1963 Alberta general election
Party: Candidate; Votes; %; ±%
Social Credit; Adolph Fimrite; 3,077; 69.80%; +6.03%
New Democratic; Uri Powell; 948; 21.51%; +8.95%
Liberal; Lionel Lizee; 383; 8.69%
Total valid votes: 4,408
Rejected, spoiled and declined: 5
Electors / turnout: 6,478; 68.12%; +1.79%
Social Credit hold; Swing; -1.46%

1967 Alberta general election
| Party | Candidate | Votes | % | ±% |
|  | Social Credit | Adolph Fimrite | 2,627 | 56.20% | -13.60% |
|  | New Democratic | Bert Strand | 1,634 | 34.96% | +13.45% |
|  | Liberal | John Listhaeghe | 413 | 8.84% | +0.15% |
| Total valid votes |  |  | 4,674 |
| Rejected, spoiled and declined |  |  | 7 |
| Electors / turnout |  |  | 6,382 | 73.35% | +5.23% |
|  | Social Credit hold |  | Swing |  | -13.53% |

==Plebiscite results==

===1957 liquor plebiscite===

1957 Alberta liquor plebiscite results: Spirit River
Question A: Do you approve additional types of outlets for the sale of beer, wine and spirituous liquor subject to a local vote?
| Ballot choice |  | Votes | % |
|  | Yes | 762 | 53.81% |
|  | No | 654 | 46.19% |
| Total votes |  | 1,416 | 100% |
| Rejected, spoiled and declined |  | 29 |  |
6,160 eligible electors, turnout 23.46%

On October 30, 1957, a stand-alone plebiscite was held province wide in all 50 of the then current provincial electoral districts in Alberta.
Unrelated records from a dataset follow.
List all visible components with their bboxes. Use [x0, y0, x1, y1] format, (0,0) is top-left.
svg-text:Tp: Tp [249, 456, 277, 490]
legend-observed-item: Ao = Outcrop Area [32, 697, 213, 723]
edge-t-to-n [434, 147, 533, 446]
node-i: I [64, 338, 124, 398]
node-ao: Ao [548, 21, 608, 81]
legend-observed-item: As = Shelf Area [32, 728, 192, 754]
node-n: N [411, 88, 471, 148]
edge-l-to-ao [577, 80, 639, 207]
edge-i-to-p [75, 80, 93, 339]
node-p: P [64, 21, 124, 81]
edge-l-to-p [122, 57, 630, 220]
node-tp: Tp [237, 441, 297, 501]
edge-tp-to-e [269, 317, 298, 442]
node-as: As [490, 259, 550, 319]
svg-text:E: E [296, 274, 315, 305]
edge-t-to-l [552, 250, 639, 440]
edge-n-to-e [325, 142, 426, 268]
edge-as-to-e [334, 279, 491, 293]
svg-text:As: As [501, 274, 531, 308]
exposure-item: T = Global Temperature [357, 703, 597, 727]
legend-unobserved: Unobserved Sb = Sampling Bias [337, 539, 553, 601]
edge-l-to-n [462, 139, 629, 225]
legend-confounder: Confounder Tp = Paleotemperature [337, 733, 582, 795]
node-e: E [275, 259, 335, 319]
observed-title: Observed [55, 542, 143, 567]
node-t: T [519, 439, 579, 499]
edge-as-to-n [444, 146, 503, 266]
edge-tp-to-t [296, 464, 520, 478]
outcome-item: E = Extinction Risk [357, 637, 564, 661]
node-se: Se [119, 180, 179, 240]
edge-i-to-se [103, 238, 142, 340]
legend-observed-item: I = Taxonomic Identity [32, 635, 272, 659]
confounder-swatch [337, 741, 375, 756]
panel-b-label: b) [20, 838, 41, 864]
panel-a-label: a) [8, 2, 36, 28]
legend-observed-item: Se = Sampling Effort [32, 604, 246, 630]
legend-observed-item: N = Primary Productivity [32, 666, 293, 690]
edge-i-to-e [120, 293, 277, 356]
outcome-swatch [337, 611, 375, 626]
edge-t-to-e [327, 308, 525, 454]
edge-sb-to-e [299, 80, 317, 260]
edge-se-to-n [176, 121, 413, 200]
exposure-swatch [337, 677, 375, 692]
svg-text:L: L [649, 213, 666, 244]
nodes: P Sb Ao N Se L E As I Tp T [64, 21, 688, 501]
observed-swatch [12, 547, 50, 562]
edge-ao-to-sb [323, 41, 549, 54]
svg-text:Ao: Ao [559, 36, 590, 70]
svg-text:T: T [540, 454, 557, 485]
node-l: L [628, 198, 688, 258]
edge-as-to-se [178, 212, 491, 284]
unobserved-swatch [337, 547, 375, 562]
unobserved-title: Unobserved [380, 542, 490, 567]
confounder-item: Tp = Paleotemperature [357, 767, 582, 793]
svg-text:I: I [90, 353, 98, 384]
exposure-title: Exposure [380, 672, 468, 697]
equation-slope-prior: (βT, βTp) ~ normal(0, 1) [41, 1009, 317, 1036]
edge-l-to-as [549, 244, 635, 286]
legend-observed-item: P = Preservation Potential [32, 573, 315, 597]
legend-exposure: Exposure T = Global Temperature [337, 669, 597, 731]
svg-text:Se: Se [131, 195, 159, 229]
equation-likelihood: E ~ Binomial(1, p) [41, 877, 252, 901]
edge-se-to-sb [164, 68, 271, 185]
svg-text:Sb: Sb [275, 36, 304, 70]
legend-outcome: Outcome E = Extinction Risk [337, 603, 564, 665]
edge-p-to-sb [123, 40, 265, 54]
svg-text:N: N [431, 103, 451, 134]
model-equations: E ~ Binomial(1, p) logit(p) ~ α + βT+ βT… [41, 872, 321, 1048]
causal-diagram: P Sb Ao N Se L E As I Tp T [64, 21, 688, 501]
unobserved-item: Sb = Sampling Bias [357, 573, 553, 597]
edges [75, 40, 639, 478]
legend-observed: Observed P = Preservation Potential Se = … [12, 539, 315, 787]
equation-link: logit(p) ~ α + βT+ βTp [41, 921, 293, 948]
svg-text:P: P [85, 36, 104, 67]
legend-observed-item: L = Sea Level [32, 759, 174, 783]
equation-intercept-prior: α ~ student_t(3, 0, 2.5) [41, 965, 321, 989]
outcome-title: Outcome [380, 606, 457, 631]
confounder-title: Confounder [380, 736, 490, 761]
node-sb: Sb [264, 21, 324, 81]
The government decided to consult Alberta voters to decide on liquor sales and mixed drinking after a divisive debate in the legislature. The plebiscite was intended to deal with the growing demand for reforming antiquated liquor control laws.

The plebiscite was conducted in two parts. Question A, asked in all districts, asked the voters if the sale of liquor should be expanded in Alberta, while Question B, asked in a handful of districts within the corporate limits of Calgary and Edmonton, asked if men and women should be allowed to drink together in establishments.
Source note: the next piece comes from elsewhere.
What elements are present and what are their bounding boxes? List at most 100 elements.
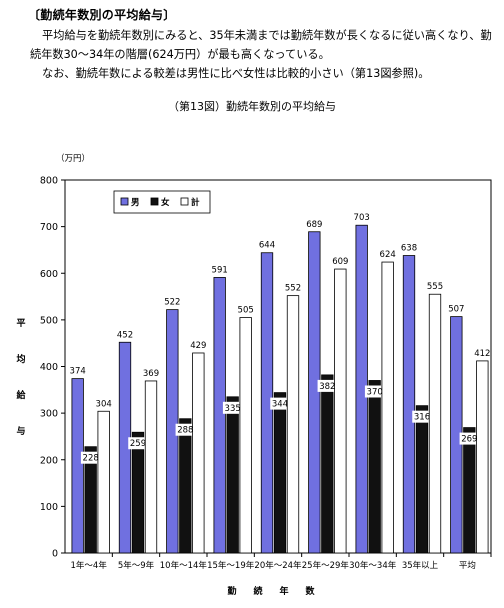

Province wide Question A of the plebiscite passed in 33 of the 50 districts, while Question B passed in all five districts. Spirit River voted in favour of the proposal, but the No side also polled a close vote. Voter turnout in the district was the lowest in the province, falling to half of the province wide average of 46%.

Official district returns were released to the public on December 31, 1957. The Social Credit government in power at the time did not consider the results binding. However, the results of the vote led the government to repeal all existing liquor legislation and introduce an entirely new Liquor Act.
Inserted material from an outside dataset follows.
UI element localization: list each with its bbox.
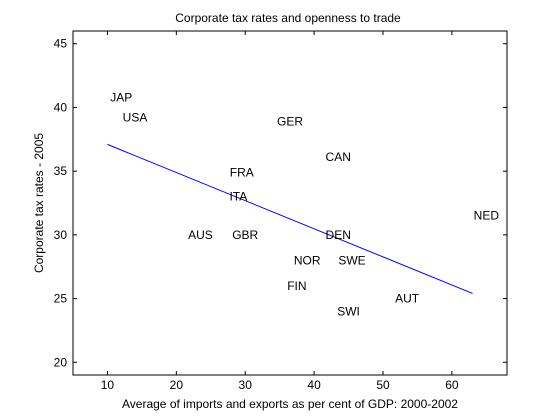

Municipal districts lying inside electoral districts that voted against the plebiscite were designated Local Option Zones by the Alberta Liquor Control Board and considered effective dry zones. Business owners who wanted a licence had to petition for a binding municipal plebiscite in order to be granted a licence.